Sudan sits at the crossroads of Sub-Saharan Africa and the Middle East, its powerful neighbor, Egypt, bordering it to the north, Libya and Chad to the west, and Eritrea and Ethiopia to the east. Its capital, Khartoum, lies at the confluence of the White and Blue Niles, and its main port on the Red Sea. Although mostly desert, it has fertile land, mountains, and livestock.
The country has been beset by conflict for most of its independent history. Under the terms of a peace agreement in 2005, its southern states seceded, forming the Republic of South Sudan in 2011.
The secession of South Sudan induced multiple economic shocks. The most important and immediate was the loss of the oil revenue that accounted for over half of Sudan’s government revenue and 95% of its exports. This has left huge challenges, as well as much reduced economic growth, and resulted in double-digit consumer price inflation, which, together with increased fuel prices, triggered violent protests in September 2013.
South Sudan descended into civil war in December 2013 and its conflict continues to put pressure on Sudan, with about 460,000 people having sought safety with it, according to the United Nations, as well as a drastic reduction in cross-border oil flows. The famine that afflicted northern parts of South Sudan in mid-2017 caused a greater influx of refugees into Sudan as well.
Following the global oil price slump in 2015/2016, Sudan and South Sudan agreed to lower oil transit fees for South Sudanese oil via Sudan’s pipeline, as it became uneconomic to export it. In December 2016, they extended their 2012 agreement on oil for three years on the same terms, with the exception of provisions for the adjustment of transit fees in line with global oil prices.
Armed conflict in Sudan’s westernmost region of Darfur has subsided but many parts of the region remain precarious because of the proliferation of arms and banditry. Efforts to settle another conflict in South Kordofan and Blue Nile remain deadlocked.
Comprehensive US sanctions on Sudan, levied in 1997 and expanded in 2006, were eased in January 2017, allowing financial and trade transactions between US citizens and entities and their Sudanese counterparts. The suspension of sanctions was placed under a six-month review in order to determine whether the sanctions should be fully repealed. When that period ended in July, the U.S. administration extended it by three months, citing the need for more time to review it.

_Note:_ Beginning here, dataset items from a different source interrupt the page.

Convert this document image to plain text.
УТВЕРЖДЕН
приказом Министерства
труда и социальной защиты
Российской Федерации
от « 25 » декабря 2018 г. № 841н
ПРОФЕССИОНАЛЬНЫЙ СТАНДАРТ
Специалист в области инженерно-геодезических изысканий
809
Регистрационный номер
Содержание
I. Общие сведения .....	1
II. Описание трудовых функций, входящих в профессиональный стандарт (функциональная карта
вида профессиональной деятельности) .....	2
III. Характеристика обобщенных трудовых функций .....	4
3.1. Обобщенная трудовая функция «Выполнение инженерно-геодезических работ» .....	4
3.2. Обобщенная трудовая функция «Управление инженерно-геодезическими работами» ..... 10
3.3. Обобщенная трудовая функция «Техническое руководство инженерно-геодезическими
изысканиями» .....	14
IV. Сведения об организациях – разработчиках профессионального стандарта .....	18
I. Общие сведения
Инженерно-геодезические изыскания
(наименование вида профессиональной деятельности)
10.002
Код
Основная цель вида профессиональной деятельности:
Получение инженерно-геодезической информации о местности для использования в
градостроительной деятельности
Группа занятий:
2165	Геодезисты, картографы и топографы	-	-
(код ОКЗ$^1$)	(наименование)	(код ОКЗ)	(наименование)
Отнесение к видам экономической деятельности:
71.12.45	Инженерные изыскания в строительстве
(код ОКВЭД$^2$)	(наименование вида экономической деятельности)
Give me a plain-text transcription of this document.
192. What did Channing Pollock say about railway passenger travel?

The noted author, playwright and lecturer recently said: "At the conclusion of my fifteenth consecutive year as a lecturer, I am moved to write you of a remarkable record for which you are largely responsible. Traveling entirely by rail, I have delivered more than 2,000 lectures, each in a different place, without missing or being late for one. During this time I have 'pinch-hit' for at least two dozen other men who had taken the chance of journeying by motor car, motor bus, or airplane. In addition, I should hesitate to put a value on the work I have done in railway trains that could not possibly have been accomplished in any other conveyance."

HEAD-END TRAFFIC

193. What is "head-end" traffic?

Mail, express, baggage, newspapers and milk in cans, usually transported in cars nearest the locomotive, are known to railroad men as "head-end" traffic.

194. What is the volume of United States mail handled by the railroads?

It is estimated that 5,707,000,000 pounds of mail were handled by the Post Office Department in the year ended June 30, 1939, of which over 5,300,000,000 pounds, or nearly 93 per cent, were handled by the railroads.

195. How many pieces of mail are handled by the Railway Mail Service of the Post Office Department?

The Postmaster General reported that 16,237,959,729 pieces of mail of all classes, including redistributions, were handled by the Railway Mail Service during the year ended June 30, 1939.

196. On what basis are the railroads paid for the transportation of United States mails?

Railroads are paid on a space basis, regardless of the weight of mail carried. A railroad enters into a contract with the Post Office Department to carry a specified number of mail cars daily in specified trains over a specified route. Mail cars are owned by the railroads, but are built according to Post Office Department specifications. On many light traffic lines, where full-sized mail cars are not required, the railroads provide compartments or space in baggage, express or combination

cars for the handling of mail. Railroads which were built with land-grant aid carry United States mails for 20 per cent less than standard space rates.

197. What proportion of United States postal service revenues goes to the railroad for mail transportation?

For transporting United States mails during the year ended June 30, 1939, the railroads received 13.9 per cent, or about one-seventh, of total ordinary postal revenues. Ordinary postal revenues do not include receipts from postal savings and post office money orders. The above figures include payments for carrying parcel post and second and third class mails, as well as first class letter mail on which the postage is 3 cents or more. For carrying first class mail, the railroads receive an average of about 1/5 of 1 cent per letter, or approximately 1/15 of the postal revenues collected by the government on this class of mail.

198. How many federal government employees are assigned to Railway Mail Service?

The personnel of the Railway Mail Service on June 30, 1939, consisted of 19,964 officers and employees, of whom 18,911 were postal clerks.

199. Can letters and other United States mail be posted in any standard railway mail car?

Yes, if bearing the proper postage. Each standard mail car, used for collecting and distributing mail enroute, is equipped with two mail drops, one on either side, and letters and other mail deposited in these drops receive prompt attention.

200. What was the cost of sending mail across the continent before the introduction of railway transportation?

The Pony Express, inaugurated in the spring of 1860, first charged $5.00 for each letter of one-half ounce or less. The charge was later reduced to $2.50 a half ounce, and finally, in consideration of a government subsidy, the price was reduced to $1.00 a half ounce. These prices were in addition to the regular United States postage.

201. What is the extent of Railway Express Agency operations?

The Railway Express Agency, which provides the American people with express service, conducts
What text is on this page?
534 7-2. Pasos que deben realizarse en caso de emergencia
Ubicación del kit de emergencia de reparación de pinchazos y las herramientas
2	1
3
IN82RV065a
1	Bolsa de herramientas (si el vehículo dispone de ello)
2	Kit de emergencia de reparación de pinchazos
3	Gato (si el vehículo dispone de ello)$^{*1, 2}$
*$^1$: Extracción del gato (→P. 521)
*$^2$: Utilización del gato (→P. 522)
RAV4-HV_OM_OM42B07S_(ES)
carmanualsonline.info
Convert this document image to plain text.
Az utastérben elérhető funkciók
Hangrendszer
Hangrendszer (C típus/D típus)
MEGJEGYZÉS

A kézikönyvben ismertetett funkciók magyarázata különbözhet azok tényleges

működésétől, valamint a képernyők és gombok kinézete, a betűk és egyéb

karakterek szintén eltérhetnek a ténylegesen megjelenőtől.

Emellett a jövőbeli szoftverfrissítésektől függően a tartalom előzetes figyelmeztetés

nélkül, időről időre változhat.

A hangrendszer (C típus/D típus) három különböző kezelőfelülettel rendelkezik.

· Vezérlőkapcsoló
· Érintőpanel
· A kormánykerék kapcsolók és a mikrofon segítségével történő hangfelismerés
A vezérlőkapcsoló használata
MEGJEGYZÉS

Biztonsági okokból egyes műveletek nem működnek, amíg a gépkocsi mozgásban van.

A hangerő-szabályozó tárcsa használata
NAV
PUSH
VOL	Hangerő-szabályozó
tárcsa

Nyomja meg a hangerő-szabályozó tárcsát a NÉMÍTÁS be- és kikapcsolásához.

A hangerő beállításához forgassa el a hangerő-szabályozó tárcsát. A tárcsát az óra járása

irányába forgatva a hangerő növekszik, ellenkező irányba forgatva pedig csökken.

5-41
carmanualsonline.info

Away from oil, agriculture and livestock are essential to Sudan’s economic diversification and could contribute to medium-term macroeconomic stability. These sectors presently contribute approximately 35%–40% of Gross Domestic Product (GDP), but could contribute significantly more with greater investment and better governance. Sudan now recognizes the need for greater attention to agriculture and livestock, as reflected in its Interim Poverty Reduction Strategy Paper (I-PRSP) and the Five-year Program for Economic Reforms approved by its parliament in December 2014.
Sudan remains a highly-indebted country that has accumulated sizeable external arrears and has been in non-accrual status with the World Bank Group (WBG) since 1994. At the end of 2015, its external debt amounted to $50 billion (61% of GDP) in nominal terms, about 84% of which was in arrears. While the country is eligible for debt relief under the Highly-Indebted Poor Countries Initiative, it must come to an amicable understanding with its main creditors in partnership with South Sudan.
In November 2016, Sudan and South Sudan extended for two years their 2012 agreement on debt apportionment, whereby Sudan retains all the external liabilities after the secession of South Sudan, provided the international community gives firm commitments on the delivery of debt relief within two years. Without such commitment, Sudan’s external debt would be portioned out with South Sudan’s based on a formula that is yet to be determined.
Poverty and Social Developments
The main determinants of poverty in Sudan include: conflicts and a dependence on oil, which has resulted in the neglect of its agriculture and livestock sectors, as well as of alternative sources of energy. The unequal distribution of fiscal resources and access to natural resources; governance failures as reflected in poor policy credibility and implementation; and inadequate incentives for private sector investment and participation.